İngilizcesi ‘Unidentified Flying Object (UFO)’ olan tanımlanamayan gök cisimleri, çok eski dönemlerden beri insanlığın ilgisini çekmeyi sürdürüyor. Evrende başka yaşamlar olup olmadığı konusuna cevap arayanlar için, her türlü UFO iddiası çok önemli hale geliyor.
Meksika’da “uzaylı mumyası” olduğu iddia edilen bazı mumyaların kamuoyuna duyurulmasıyla birlikte, UFO ve uzaylıların gerçek olup olmadığı konusu yeniden gündeme geldi. Türkiye’nin önde gelen astronomi bilimi insanlarından Prof. Dr. Ethem Derman, daha önce ABD Başkanlık yarışına katılan Hillary Clinton’un da “Seçilirsem devletteki tüm UFO dosyalarını açıklayacağım…” vaadinde bulunduğunu hatırlatarak, “Kafası çalışan birtakım insanlar bu ilgiyi kendi çıkarları için kullanıyorlar. ‘Uzaylılar geldi mi gelecek mi?’ konusu, sahtekarların para kazanmak için her zaman kullandığı bir yöntemdi. Şimdi politikacılar da kullanmaya başladı…” diyor.
NASA Merkezli Tartışmalar
Tartışmaların ağırlıklı olarak NASA merkezli ve ABD’de gerçekleştiğine dikkat çeken Derman, şunları söylüyor:
“ABD Kongresi’nde UFO oturumu yapıldı. Bir milletvekili NASA’yı sıkıştırdı, çeşitli bilim insanlarından bir komisyon kuruldu. Komisyonun ilk işi ‘UFO’ yerine ‘Unidentified Anomalous Phenomena – UAP’ ifadesini kullanmak oldu. UFO’cular çok kızdı çünkü bu kelimeyi ‘uçan daire’ yerine kullanıyorlardı. Sonuçta 36 sayfalık bir rapor yazıldı ve UAP’ların uzaylılarla bir ilişkisi olmadığına karar verildi. Yine ABD’de devlette görev almış bir bürokrat medyanın önüne çıktı ve gazetecilerin sorularını yanıtladı. ABD’nin uzaylıları sakladığını ileri sürdü. Bilim insanları buna çok güldü çünkü ortada yine hiçbir kanıt yoktu. Ben açıkçası, bu açıklamaları yazan kişinin bir kitap yazmasını bekliyorum! Son olarak da Meksika’da ‘uzaylı mumyaları’ olduğu iddia edilen şeyler yine politikacılar tarafından görücüye çıkarıldı. Bunun da gerçek olmadığı çok çabuk ortaya çıktı. Zaten bulan kişi daha önce sürekli uzaylı mumyası bulan bir kişiymiş.”
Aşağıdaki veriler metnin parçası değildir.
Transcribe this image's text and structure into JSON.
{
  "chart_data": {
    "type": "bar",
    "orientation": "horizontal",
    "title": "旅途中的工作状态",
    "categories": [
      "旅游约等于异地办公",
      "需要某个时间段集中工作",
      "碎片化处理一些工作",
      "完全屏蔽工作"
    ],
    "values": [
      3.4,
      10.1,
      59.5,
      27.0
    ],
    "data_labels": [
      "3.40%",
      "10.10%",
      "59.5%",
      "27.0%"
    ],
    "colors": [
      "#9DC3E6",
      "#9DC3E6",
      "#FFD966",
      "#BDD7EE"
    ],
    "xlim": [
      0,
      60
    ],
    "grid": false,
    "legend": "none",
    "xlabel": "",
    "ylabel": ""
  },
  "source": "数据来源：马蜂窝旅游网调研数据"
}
Ötegezgenlerde Yaşam Olup Olmadığı Araştırılıyor
Herkesin bilinmeyene yönelik merakı olduğunu kaydeden Derman, astronomi bilimi için ise konunun ana çalışma alanı olduğuna dikkat çekiyor. Güneş sistemindeki sekiz gezegen ve güneş sisteminin ötesinde 6 bin ötegezegen keşfedildiğini vurgulayan Prof. Dr. Derman, son yıllarda ağırlıklı olarak bu ötegezegenlerde yaşam olup olmadığının araştırıldığını ifade ediyor.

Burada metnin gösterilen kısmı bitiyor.